• La féérie à son paroxysme
• La traduction de Julie Petonnet
• Les illustrations de Hugo de Faucompret
• Point de vue approximatif
Il est de ces livres qui vous prennent aux tripes. Sans vraiment pouvoir expliquer le pourquoi du comment, ils arrivent à insuffler une magie comme seules savent le faire les bons romans. Lud-en-Brume est de cette catégorie-là.
Sorti en 1926 (soit dix ans avant le Hobbit de Tolkien comme aime à le rappeler la quatrième de couverture), Lud-en-Brume est le troisième et dernier roman de Hope Mirrlees. Britannique, Romancière, poète et traductrice, son influence sur des auteurs comme Neil Gaiman est importante. Ce dernier signe d’ailleurs une très belle préface qui s’ouvre sur ces mots : « Hope Mirrlees n’a écrit qu’un seul roman de fantasy, mais il compte parmi les plus beaux de la langue anglaise. »
Effectivement, lorsqu’on parcourt la belle édition Callidor, on est frappé par l’écriture de l’auteur. Sa prose est unique, s’envole vers des contrées lointaines et redescend vers nous en un quart de phrase. Le mystère qui entoure Lud-en-Brume n’en est que renforcé. La littérature féérique ne peut pas être plus féérique que sous la plume de la britannique.
L’histoire du roman est somme toute assez unique en son genre. Le lecteur est plongé dans un monde où la magie est signe d’ancien temps, Un monde qui veut oublier son passé mais dont le passé ne veut pas être oublié. Un monde à la merci d’un moindre fruit féérique qui rendrait la beauté d’antan à nouveau accessible. On suit alors Nathaniel Chantecler, maire mollasson de Lud-en-Brume, ville frontière de la Faërie, qui va tout faire pour percer les secrets d’antan. Ces derniers souhaitant rester enfouis…
Ce n’est pas tant les péripéties du roman qui vous retiendront. Non. Le déroulement est somme toute assez convenu : histoire père/fils parfois touchante, souvent anecdotique, enquête qui traîne en longueur, personnages pas forcément marquants. Non. D’autant plus que les points de vue changent très (trop) rapidement : on démarre sur quelques chapitres de mise en situation (où, qui, comment, pourquoi, quoi), on suit ensuite les péripéties de Ranulph (fils de Nathaniel) puis Nathaniel devient vraiment le maître à penser de l’histoire, on repart ensuite du côté de Ranuphl et on amène le tout vers une belle conclusion.

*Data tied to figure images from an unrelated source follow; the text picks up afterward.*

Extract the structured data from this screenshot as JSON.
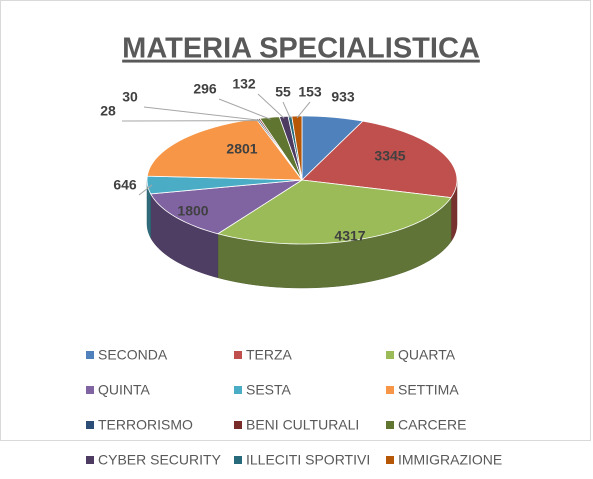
{
  "chart_data": {
    "type": "pie",
    "title": "MATERIA SPECIALISTICA",
    "categories": [
      "SECONDA",
      "TERZA",
      "QUARTA",
      "QUINTA",
      "SESTA",
      "SETTIMA",
      "TERRORISMO",
      "BENI CULTURALI",
      "CARCERE",
      "CYBER SECURITY",
      "ILLECITI SPORTIVI",
      "IMMIGRAZIONE"
    ],
    "values": [
      933,
      3345,
      4317,
      1800,
      646,
      2801,
      28,
      30,
      296,
      132,
      55,
      153
    ],
    "colors": [
      "#4f81bd",
      "#c0504d",
      "#9bbb59",
      "#8064a2",
      "#4bacc6",
      "#f79646",
      "#2c4d75",
      "#772c2a",
      "#5f7530",
      "#4d3b62",
      "#276a7c",
      "#b65708"
    ],
    "legend": "bottom"
  }
}
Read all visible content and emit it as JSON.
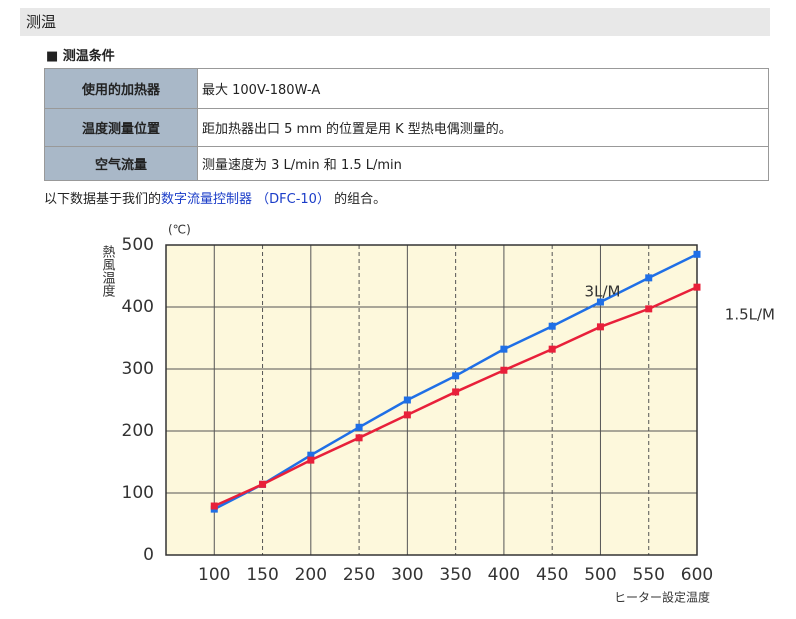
{
  "header": {
    "title": "测温"
  },
  "section": {
    "title": "■ 测温条件"
  },
  "table": {
    "rows": [
      [
        "使用的加热器",
        "最大 100V-180W-A"
      ],
      [
        "温度测量位置",
        "距加热器出口 5 mm 的位置是用 K 型热电偶测量的。"
      ],
      [
        "空气流量",
        "测量速度为 3 L/min 和 1.5 L/min"
      ]
    ]
  },
  "note": {
    "before": "以下数据基于我们的",
    "link": "数字流量控制器 （DFC-10）",
    "after": " 的组合。"
  },
  "chart_data": {
    "type": "line",
    "y_unit": "(℃)",
    "y_label": "熱風温度",
    "x_unit": "(℃)",
    "x_label": "ヒーター設定温度",
    "x": [
      100,
      150,
      200,
      250,
      300,
      350,
      400,
      450,
      500,
      550,
      600
    ],
    "series": [
      {
        "name": "3L/M",
        "color": "#1f6fe6",
        "values": [
          74,
          114,
          161,
          206,
          250,
          289,
          332,
          369,
          408,
          447,
          485
        ]
      },
      {
        "name": "1.5L/M",
        "color": "#e8203a",
        "values": [
          79,
          114,
          153,
          189,
          226,
          263,
          298,
          332,
          368,
          397,
          432
        ]
      }
    ],
    "xlim": [
      50,
      600
    ],
    "ylim": [
      0,
      500
    ],
    "xticks": [
      100,
      150,
      200,
      250,
      300,
      350,
      400,
      450,
      500,
      550,
      600
    ],
    "yticks": [
      0,
      100,
      200,
      300,
      400,
      500
    ],
    "grid": true
  }
}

On passe souvent d’une situation à une autre en une seule petite phrase sans aucun avertissement. Désarçonné, on va l’être pendant toute la lecture du roman. A l’image des protagonistes, nos repères sont bafoués, on ne sait plus trop où donner de la tête.
Mais au final, ce n’est pas tant l’histoire qui compte dans Lud-en-Brume. C’est la prose de Hope Mirrless, l’ambiance et le monde qu’elle nous décrit, le mystère qui entoure chaque phrase qui nous retient à finir le livre. A mi-chemin entre plusieurs genres, notamment le conte et la fable satirique, Lud-en-Brume est un livre unique. Un livre à l’écriture d’une beauté exemplaire qui prend le pas sur l’histoire. Un livre attachant qui prête à rêver.
Car au final, le propos de Hope Mirrless est accrocheur comme peut l’être la beauté d’une muse : sans fruit féérique, la cité manque de folie et de beauté. Sans fruité féérique, les arts en sont à leurs balbutiements et n’arrivent pas à s’exprimer. La musique, la danse et la poésie sont des concepts nécessaires à la joie et la vie de Lud-en-Brume. Comme une parabole avec notre monde ?
Lud-en-Brume est un livre unique. Difficile de décrire tant de sensations mais s’il fallait mettre un roman derrière le terme « littérature féérique », Lud-en-Brume y tiendrait une place privilégiée. La féérie qui s’en dégage est phénoménale, on reste attaché à cette prose unique qui tient en haleine le lecteur malgré des péripéties convenues. Unique en son genre, je ne peux que vous conseiller de tenter l’expérience Lud-en-Brume.